006. IT GIVES YOU AN EXCUSE TO EAT LOTS OF NUTELLA WAFFLES
So this reason is pretty self explanatory. When you run, you give your body a nice old work out, and in the process you burn off some calories. I have no idea how many because I never weigh myself. All I do know, is that if I've been for a run, I've definitely burnt something, and if burning has occurred, that means there is definitely a space in my stomach that needs filling. If thou hath lost, then thou must gain once again. So thou doth gaineth. I reward myself with some beautiful food and enjoy every last bit of it. Then a few days later I run some of it off, walk some of it off, and the cycle commences again, and it leaves me feeling pretty happy. A lot of people, myself included, run to keep relatively fit and healthy, and to also have an excuse to indulge, and if that's your goal with running, then good on you. I personally think that's when you'll enjoy running the most and get the most out of it. The minute you start weighing yourself, counting calories, restricting yourself, getting annoyed at yourself for not being fast enough/ slim enough/ healthy enough/ strong enough, and counting your success according to your weight, the food you ate, the fat still on your body, the distance covered and the time taken to do so, that's when I personally think you're doing things wrong. To me, running is a way to keep on the right side of healthy, it's a positive lifestyle choice, it's a gateway to positive thinking, it's a celebration of how amazing your body is and the amazing things it can do, it's about learning how to persevere and carry on, it's about seeing what you're capable of, it's about feeling good about yourself and loving yourself, and most importantly, it's an excuse to eat nutella waffles and enjoy every last gorgeous, beautiful mouthful with absolutely no shame or regret. Preach.

007. IT'S FREE (almost)
Again, pretty self explanatory. In order to go for a run, you don't need to pay anyone any money, fill out paperwork, get a locker key to store your things away, walk past all these amazing superhuman, gladiator-like individuals, own a membership. You don't even need to own fancy running gear either, although a pair of light weight trainers is an absolute must in order to look after your feet and make you feel like you're walking on clouds too. All you need are your trainers, a pair of leggings or shorts, a sports bra if you're a girl, and a baggy top, and voilà, you're good to go. When I go running, it almost feels to me as if the world has suddenly become my playground, my own personal running track. Suddenly these streets aren't just streets are walk down every day to get to where I need to go, instead they're pieces of a puzzle that I can assemble in any way I like to form my own personal running route. It makes me see the world in a different way, as does it make me appreciate it more. When I'm running I feel like I can literally go anywhere and everywhere, so long as my legs will carry me, and I adore the exhilarating freedom that accompanies that. Granted when you're outside, you have to be brave enough to withstand the strange looks of other people, and not care what they think, but simultaneously why would you spend £15 a month to run on a machine that takes you absolutely nowhere, looking at a view comprised of windows, machines and other sweaty people, when you could go outside for free and literally run anywhere that you wanted to, taking in the beauty of the world as you go? You can literally get fit for free, and if that's not #winning then I don't really know what is.

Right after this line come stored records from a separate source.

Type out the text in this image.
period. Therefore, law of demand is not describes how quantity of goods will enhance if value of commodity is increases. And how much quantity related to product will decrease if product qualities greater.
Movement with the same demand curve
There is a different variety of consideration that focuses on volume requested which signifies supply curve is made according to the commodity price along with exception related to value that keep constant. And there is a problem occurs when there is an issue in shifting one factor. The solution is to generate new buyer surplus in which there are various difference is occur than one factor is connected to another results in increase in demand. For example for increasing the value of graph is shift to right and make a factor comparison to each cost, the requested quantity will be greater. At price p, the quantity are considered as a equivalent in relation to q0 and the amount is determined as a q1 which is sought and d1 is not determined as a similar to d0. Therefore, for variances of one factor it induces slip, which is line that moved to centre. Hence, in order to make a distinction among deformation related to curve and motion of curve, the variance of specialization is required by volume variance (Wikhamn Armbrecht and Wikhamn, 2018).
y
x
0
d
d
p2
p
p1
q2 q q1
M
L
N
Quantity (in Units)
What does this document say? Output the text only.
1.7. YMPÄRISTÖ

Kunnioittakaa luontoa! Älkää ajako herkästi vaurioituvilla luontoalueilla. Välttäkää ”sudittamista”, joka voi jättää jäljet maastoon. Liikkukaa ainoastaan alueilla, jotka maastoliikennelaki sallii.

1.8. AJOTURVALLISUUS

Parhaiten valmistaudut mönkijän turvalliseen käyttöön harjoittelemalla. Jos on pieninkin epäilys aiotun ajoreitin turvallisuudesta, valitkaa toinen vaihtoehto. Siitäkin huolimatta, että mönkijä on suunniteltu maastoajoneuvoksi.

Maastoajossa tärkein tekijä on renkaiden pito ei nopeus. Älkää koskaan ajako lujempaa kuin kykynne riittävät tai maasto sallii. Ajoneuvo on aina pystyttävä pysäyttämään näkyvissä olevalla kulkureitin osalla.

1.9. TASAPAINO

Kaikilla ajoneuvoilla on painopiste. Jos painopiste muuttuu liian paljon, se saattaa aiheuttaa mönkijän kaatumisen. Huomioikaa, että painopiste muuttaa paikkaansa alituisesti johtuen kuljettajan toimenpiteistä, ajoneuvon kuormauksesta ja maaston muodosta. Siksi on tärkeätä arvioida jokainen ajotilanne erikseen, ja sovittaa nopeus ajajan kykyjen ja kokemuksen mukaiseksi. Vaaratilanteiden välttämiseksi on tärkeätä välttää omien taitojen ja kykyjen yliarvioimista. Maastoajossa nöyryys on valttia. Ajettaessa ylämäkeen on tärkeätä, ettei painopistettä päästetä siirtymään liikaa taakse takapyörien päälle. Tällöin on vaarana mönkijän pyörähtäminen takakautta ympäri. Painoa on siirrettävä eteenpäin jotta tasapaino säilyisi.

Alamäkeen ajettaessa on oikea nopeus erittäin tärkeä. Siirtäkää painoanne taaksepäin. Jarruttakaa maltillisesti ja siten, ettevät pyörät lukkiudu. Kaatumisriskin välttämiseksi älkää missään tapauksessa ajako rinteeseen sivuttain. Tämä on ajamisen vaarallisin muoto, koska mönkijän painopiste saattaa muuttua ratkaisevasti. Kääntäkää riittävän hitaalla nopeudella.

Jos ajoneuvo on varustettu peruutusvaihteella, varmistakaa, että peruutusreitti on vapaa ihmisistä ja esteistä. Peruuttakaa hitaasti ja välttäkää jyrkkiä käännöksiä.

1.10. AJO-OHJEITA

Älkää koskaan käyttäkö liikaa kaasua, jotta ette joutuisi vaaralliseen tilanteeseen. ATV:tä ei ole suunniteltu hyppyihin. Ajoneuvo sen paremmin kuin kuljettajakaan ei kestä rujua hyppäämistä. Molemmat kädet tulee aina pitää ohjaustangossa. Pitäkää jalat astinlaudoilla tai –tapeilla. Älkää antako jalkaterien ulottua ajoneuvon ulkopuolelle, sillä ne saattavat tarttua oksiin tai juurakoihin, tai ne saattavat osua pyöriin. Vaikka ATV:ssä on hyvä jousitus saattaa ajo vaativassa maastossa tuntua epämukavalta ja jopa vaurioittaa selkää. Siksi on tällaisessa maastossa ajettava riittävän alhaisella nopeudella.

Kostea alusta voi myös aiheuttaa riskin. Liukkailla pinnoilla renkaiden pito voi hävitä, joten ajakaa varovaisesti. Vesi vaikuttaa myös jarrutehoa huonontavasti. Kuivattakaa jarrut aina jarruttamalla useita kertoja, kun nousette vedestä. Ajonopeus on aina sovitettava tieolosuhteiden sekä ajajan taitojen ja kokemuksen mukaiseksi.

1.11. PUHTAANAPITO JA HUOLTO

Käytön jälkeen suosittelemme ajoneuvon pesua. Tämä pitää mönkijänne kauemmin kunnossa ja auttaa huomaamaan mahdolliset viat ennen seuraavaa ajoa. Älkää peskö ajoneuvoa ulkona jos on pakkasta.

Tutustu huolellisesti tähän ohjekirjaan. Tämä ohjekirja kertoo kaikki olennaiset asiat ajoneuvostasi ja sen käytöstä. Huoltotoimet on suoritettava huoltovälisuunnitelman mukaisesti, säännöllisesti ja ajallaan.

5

008. IT SOMETIMES MAKES YOU FEEL LIKE THIS
A lot of the time when I run, I come back feeling tired and achy, but also very proud, happy and good about myself (probably something to do with nutella waffles) irrespective of how far I ran or how long I ran for. But sometimes, amazing things seem to happen when I run, and I come back home and the only way I can describe the experience is this (an entry in a notebook of mine): "This evening I went for a run, and it was one of those times you get every once in a while, when it all just feels so incredibly amazing. As soon as my feet hit the floor, I picked up the pace and Foster The People's début album 'Torches' began to play, and I felt like I was flying. It's like my mind disconnected from my body, and my soul disconnected from everything. I was there moving forwards, propelling myself to an ever changing destination, and yet I wasn't. It felt like my body didn't want anything more than to keep on moving. It took no effort on my part. It was all so easy. Whilst I kept going, it freed me to look up and notice the stars in the depths of the inky black sky. Listen to the dazzling array of sound embedded in the music. Be free. Feel invincible. All my worries and thoughts somewhere behind me, not quite able to catch up as I sped along the road. I felt like a lighting bolt. No obstacle could stand in my way. Everything was possible, nowhere and nothing off limits, so long as I kept putting one foot in front of the other. I could climb every hill, run against the gradient, overcome the obstacles. Head straight, feet hitting the ground, heart pumping, lungs powering me on, every breath making me stronger. I wasn't going incredibly fast, but the important thing was I never stopped. The magic I felt didn't fade, so long as I kept my eyes on what was ahead and kept on going. I don't know if it was the stretches I did, the food I ate, the clothes I wore, the music in my ears. I don't know why I felt the way I did. But I loved it. I felt alive with every ounce of my being. In those moments, the world was mine. I could do, be anything and everything. It was one of the best feelings in the world, AND THAT'S WHY I BLOODY LOVE RUNNING! FOR TIMES LIKE THIS!'
9 times out of 10, you will finish a run and feel either largely satisfied or want to go back out and try again, do it better. But 1 time out of 10, you will finish a run and feel something like how I did that time I wrote about above, and it will be one of the most amazing feelings you will ever know. And even though most times it isn't going to be something too special, and sometimes you'll want to give up, do it for that one time. Keep going till you get there. It will happen, and it will feel like something close to paradise when it does. Trust me.